On Wed, 22 Dec 2021, Paul Zimmermann wrote:

>        Dear HJ,
> 
> > The v2 patch is at
> > 
> > https://sourceware.org/pipermail/libc-alpha/2021-December/134490.html
> 
> at first glance this looks ok to me, but I did not get an answer to that:
> 
> > > is there a chance that the constant is evaluated at run time?
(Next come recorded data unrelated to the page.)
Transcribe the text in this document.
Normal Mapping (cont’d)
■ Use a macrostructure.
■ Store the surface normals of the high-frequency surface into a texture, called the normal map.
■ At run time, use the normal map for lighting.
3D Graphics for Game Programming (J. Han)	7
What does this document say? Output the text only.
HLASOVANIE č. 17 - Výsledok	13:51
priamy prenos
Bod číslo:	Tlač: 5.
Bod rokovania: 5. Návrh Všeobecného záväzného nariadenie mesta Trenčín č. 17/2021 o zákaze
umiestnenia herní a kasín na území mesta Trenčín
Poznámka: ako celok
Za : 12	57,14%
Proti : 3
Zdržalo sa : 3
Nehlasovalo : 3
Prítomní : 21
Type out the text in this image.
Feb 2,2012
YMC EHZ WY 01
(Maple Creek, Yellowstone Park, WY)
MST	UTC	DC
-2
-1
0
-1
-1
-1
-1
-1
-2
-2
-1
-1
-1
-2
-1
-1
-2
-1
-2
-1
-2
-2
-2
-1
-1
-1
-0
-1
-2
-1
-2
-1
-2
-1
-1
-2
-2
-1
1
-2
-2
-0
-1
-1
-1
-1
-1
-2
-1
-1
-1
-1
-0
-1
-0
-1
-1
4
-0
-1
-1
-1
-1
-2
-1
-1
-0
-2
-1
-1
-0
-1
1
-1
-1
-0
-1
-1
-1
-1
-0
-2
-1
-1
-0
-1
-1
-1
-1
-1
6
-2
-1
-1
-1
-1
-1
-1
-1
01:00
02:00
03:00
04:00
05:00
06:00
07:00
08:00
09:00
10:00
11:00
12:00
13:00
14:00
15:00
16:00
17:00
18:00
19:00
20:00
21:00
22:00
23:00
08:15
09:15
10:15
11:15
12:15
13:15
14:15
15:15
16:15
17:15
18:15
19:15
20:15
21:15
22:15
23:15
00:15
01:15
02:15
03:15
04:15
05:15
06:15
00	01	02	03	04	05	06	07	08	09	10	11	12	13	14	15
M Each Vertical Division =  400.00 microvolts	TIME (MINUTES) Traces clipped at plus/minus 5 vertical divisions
In such a case,
> > > could it be that 0x1.921fb54442d180000000p+53f gets different values depending
> > > on the rounding mode, in which case we would get back to the gcc12 failures.

Floating constants are evaluated in the translation-time rounding mode, 
which is round-to-nearest unless the FENV_ROUND pragma is used.  They are 
never affected by the dynamic rounding mode.

Excess precision applies to floating constants (so when a floating 
constant is of a type with excess precision, it's evaluated - using the 
translation-time rounding mode - to a wider evaluation format).  
Depending on how the constant gets used, it's possible a narrowing to the 
range and precision of the type could occur at run time using the dynamic 
rounding mode.  This isn't relevant to glibc, given that we don't build 
with -fexcess-precision=standard and don't currently support _Float16 
functions (the case where excess precision is relevant without 
-fexcess-precision=standard).  Even with -fexcess precision=standard, it 
would only be relevant in cases where a runtime narrowing occurs (constant 
used for assignment / initialization / argument passing / return).